Ahmet Özal’ın babasına suikast girişiminde bulunulduğuna ilişkin iddiası dünün en çok konuşulan konularından biriydi. İddiaya göre, Cumhurbaşkanı Turgut Özal’ın bindiği uçakta üst üste arızalar yaşanmış, bütün göstergeleri devre dışı kalan uçak güçlükle Atatürk Havalimanı’na inebilmişti. İşte suikast iddiaların ortaya atıldığı o olayın canlı tanıklarından biri de Airporthaber Başyazarı Sefa İnan’dı.
Acaba gerçekten suikast ihtimali var mıydı? Uçaktaki arızaya ne sebep olmuştu? Turgut Özal uçağı neden kargo kapısından terketti?
İşte akıllardaki soru işaretlerini giderecek olayın ayrıntıları:
13-06-1987 günü Rahmetli Turgut Özal ın, Gulfstream G3 GAP uçağı ile acil iniş yaptığı gün bende Atatürk havalimanındaydım ve uçuşta çok sevdiğim bir teknisyen arkadaşım da vardı.
Sayın Ahmet Özal beyin konuşmasındaki bilgiler ile benim o gün duyduklarım arasında bazı farklar var. Bir kere kısa devre yapıp tutuşan kablonun yakıt tankında bulunduğu yanlış.
Yanan kablo demeti 7-8 cm çapında onlarca kablodan oluşan bir rulo halinde ve madeni kelepçeli. Teknisyen arkadaşlarım bilir. Uçaklardaki kablo demetlerinin kelepçeleri ya plastiktir ya da metal kelepçe kullanıldıysa üstü plastikle izole edilmiş haldedir.

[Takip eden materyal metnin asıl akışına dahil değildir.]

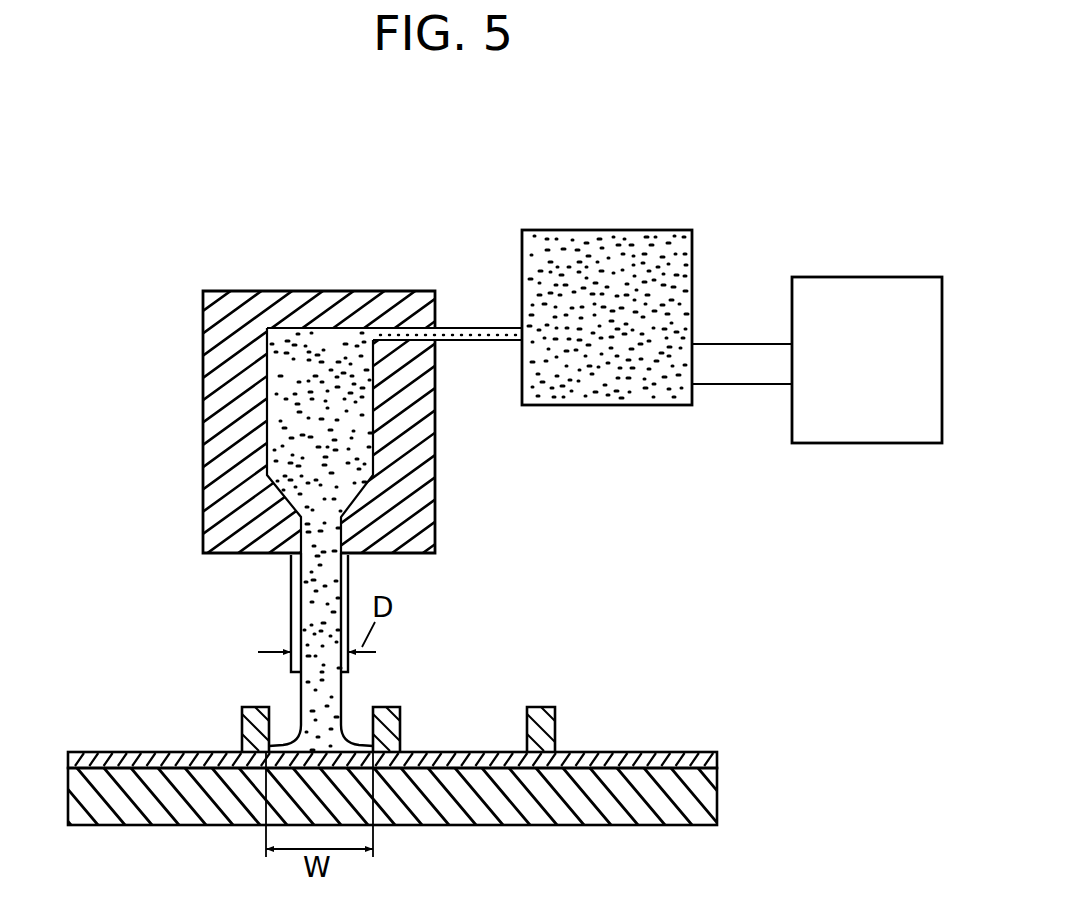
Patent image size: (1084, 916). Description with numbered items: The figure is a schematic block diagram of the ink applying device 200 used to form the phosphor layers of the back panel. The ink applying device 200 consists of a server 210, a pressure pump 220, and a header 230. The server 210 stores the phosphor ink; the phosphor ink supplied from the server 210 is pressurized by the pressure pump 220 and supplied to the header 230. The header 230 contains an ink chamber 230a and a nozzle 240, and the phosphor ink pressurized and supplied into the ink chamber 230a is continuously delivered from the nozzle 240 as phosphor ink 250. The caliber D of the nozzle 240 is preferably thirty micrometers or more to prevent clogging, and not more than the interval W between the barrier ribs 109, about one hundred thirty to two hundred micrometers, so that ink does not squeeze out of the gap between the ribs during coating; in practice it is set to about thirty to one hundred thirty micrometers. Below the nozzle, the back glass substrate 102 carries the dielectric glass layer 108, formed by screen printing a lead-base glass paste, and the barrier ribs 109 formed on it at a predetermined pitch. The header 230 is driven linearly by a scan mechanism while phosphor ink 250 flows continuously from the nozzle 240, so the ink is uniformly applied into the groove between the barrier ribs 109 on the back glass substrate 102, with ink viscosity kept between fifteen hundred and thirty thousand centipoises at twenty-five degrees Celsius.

The ink applying device 200 is at (438, 263).
The header 230 is at (435, 530).
The ink chamber 230a is at (280, 410).
The pressure pump 220 is at (615, 407).
The server 210 is at (870, 443).
The nozzle 240 is at (290, 623).
The phosphor ink 250 is at (340, 713).
The barrier ribs 109 is at (527, 708).
The dielectric glass layer 108 is at (718, 762).
The back glass substrate 102 is at (718, 795).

GAP isimli G3 uçağının kablo demetinin kelepçesi maalesef metaldi ve firma bu hatasını kabul etmişti. Metal kelepçeli 7-8 cm çaplı onlarca kabloyu bir arada sıkıştıran kelepçenin metal olması zaman içinde titreşimle bu demet içindeki incecik kabloların izolasyonlarını metal kelepçe yüzünden zedelemiş ve kısa devreye sebep olmuş ve uçağın kokpitini karanlıkta bırakmaktan öte bir de tüm göstergeleri arızalandırmıştı.
Rahmetli Özal’ın yaşadığı bu olaydaki uçak olan G3 ün alındıktan sonraki 3.uçusu idi ve transit bakımlarından başka henüz rutin bir bakıma bile girmemişti.

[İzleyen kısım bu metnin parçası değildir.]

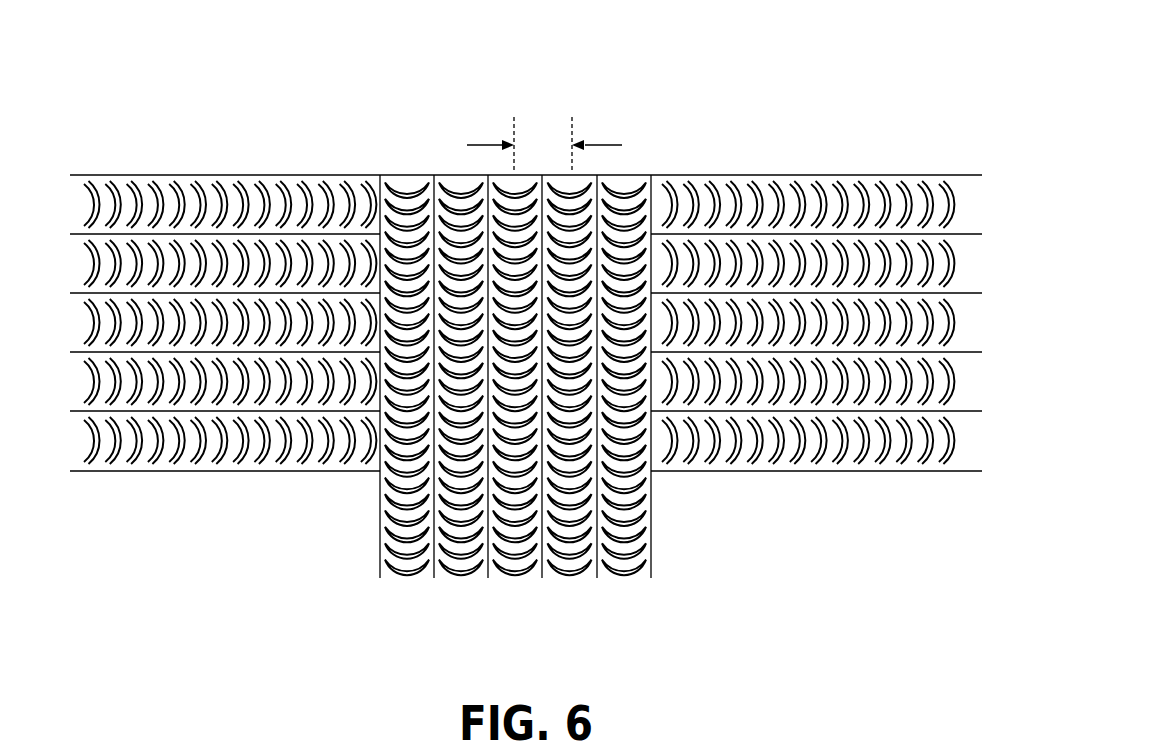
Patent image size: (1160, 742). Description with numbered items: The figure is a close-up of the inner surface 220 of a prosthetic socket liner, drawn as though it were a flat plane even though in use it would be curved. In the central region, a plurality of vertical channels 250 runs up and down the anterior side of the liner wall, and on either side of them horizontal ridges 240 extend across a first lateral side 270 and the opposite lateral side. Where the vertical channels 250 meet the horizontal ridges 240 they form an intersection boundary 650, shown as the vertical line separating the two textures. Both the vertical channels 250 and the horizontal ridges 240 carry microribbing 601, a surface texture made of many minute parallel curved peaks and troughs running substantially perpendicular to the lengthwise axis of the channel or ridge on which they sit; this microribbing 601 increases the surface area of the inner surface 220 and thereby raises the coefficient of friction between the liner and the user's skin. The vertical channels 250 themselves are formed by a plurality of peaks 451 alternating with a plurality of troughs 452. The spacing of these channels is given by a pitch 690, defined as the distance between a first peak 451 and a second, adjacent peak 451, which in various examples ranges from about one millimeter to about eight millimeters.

Bu olaydan sonra yaşananlar o zamanki gazetelerde boy, boy yer alarak suikast şüphesi üzerinde çok duruldu. Bu olayı, ASALA örgütü ile bağdaştıranlar bile olmuştu. Sonunda yapımcı firma bu yangının kelepçe nedenli olabileceğini yani imalat hatasını kabul ederek olay kapandı.
Daha sonra rahmetli Özal bu uçağa binmeyip değiştirilmesini istedi ve bu uçak geriye verilip yerine G-4 alındı.
Olayın gelişimi şöyle olmuş; Uçakta sigorta atıyor bu sigortayı o an kokpit te yolculuk yapan teknisyen arkadaşım, kaptanın da onayını alarak yerine tekrar basıyor ve uçuşa devam ediliyor. Aradan birkaç dakika geçtikten sonra tekrar 3-4 tane sigorta birden atıyor ve kokpitte duman oluşuyor.
Bu arada tabii ki tüm göstergeler ve kokpit ışıkları sönüyor. Kaptan pilot rahmetli Koparal Çerman ikinci sigorta reset olayından sonra tüm göstergeler gidince acil olarak İstanbul’a inmeyi kazasız belasız başarıyor. Daha sonra yapılan incelemede onlarca kablonun bir arada demet halinde ve üstünde bu kabloları rulo haline getiren kelepçenin metal olması ve zamanla iniş, kalkış ve titreşimlerde kablo demetindeki kabloların üstündeki izolasyon plastiği yediği ve kısa devrenin bundan oluştuğuna karar verilmişti.
Sayın Ahmet Özal’ın yolcuların bagaj kapısından tahliye edilmesi doğrudur. Uçak kabin tazyikini boşaltamadan indiğinden normal kapıları açmak mümkün olamamıştı. Sabotaj ihtimalini oluşturulan bilirkişi heyeti de zaten reddetmişti.